По этим немногим черточкам вы можете судить о религиозности нашей богословской школы. Так как религия прирожденный дар, то очень трудно вытравить ее в натурах, уже родившихся религиозными. Но на людей посредственных в этом отношении духовная академия действует прямо губительно. Она вентилирует душу, опустошает ее от народной веры, от той таинственной и сладкой атмосферы, где мечтательное сердце простых людей дышит как бы небесным светом. Всякую поэзию, всякую красоту духа наше богословие обесцвечивает — просто как хлор холстину. Всякую народность вытравливает из веры этот натасканный из Баура и Шлейермахера протестантизм. Я видал на своем веку набожных священников, но между учеными почти их не встречал. Что они возможны — доказательство о. Иоанн
Кронштадтский, но он чересчур уж редкое исключение, да и вышел он полвека назад — из совсем другой академии, чем нынешняя. В те далекие времена наше богословие еще не было просто немецкой компиляцией.

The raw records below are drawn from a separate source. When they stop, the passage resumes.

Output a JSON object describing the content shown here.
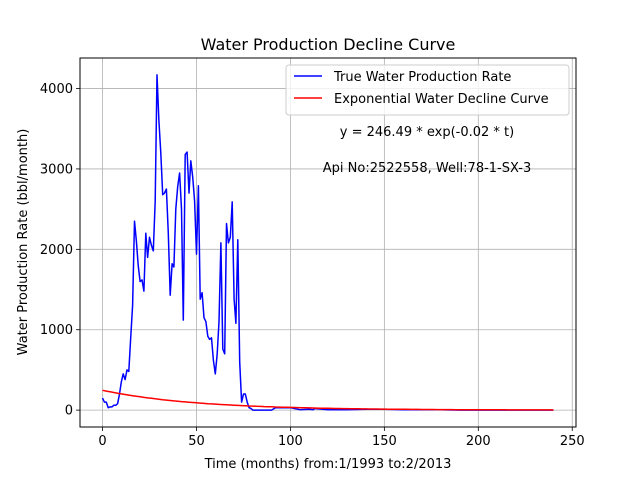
{
  "chart_data": {
    "type": "line",
    "title": "Water Production Decline Curve",
    "xlabel": "Time (months) from:1/1993 to:2/2013",
    "ylabel": "Water Production Rate (bbl/month)",
    "xlim": [
      -12,
      252
    ],
    "ylim": [
      -210,
      4380
    ],
    "xticks": [
      0,
      50,
      100,
      150,
      200,
      250
    ],
    "yticks": [
      0,
      1000,
      2000,
      3000,
      4000
    ],
    "grid": true,
    "legend_position": "top-right",
    "annotations": [
      "y = 246.49 * exp(-0.02 * t)",
      "Api No:2522558, Well:78-1-SX-3"
    ],
    "series": [
      {
        "name": "True Water Production Rate",
        "color": "#0000ff",
        "x": [
          0,
          1,
          2,
          3,
          4,
          5,
          6,
          7,
          8,
          9,
          10,
          11,
          12,
          13,
          14,
          15,
          16,
          17,
          18,
          19,
          20,
          21,
          22,
          23,
          24,
          25,
          26,
          27,
          28,
          29,
          30,
          31,
          32,
          33,
          34,
          35,
          36,
          37,
          38,
          39,
          40,
          41,
          42,
          43,
          44,
          45,
          46,
          47,
          48,
          49,
          50,
          51,
          52,
          53,
          54,
          55,
          56,
          57,
          58,
          59,
          60,
          61,
          62,
          63,
          64,
          65,
          66,
          67,
          68,
          69,
          70,
          71,
          72,
          73,
          74,
          75,
          76,
          77,
          78,
          79,
          80,
          85,
          90,
          92,
          95,
          98,
          100,
          105,
          110,
          112,
          113,
          120,
          130,
          140,
          150,
          160,
          170,
          180,
          190,
          200,
          210,
          220,
          230,
          240
        ],
        "y": [
          150,
          100,
          100,
          30,
          40,
          40,
          60,
          60,
          80,
          200,
          350,
          450,
          380,
          500,
          480,
          900,
          1300,
          2350,
          2100,
          1800,
          1600,
          1620,
          1480,
          2200,
          1900,
          2150,
          2050,
          1980,
          2600,
          4170,
          3600,
          3200,
          2680,
          2700,
          2750,
          2200,
          1430,
          1820,
          1780,
          2500,
          2780,
          2950,
          2500,
          1120,
          3180,
          3210,
          2700,
          3100,
          2900,
          2600,
          1940,
          2790,
          1380,
          1460,
          1150,
          1100,
          920,
          880,
          900,
          620,
          450,
          700,
          1100,
          2080,
          760,
          700,
          2320,
          2080,
          2150,
          2590,
          1380,
          1080,
          2120,
          600,
          100,
          200,
          200,
          100,
          30,
          20,
          0,
          0,
          0,
          30,
          30,
          30,
          30,
          5,
          10,
          5,
          20,
          5,
          5,
          10,
          10,
          5,
          5,
          5,
          0,
          0,
          0,
          0,
          0,
          0
        ]
      },
      {
        "name": "Exponential Water Decline Curve",
        "color": "#ff0000",
        "equation": {
          "a": 246.49,
          "b": -0.02
        },
        "x_range": [
          0,
          240
        ]
      }
    ]
  }
}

Я пишу не монографию об упадке церкви и касаюсь глубоко грустной темы лишь очень вскользь. Хроника этого упадка — поговорите с духовными — ужасна. Записанная в мемуарах, она покажется невероятной. Декаданс не только религии, но и нравов начался задолго до революции. Если отец Георгий Гапон, воспитанник здешней академии, изумлялся в печати, почему находят неприличною для него, революционера, его открытую связь с одной дамой, — то другой священник и воспитанник той же академии разве не проповедовал в печати о необходимости совершать супружеский акт в церкви? Я писал об этой чудной проповеди в свое время статью, которая вызвала на меня проклятия наших фарисеев. Но ведь тогда действительно начинался развал церкви, и странно было считать бедствием не трещину в здании, а то, что ее заметили.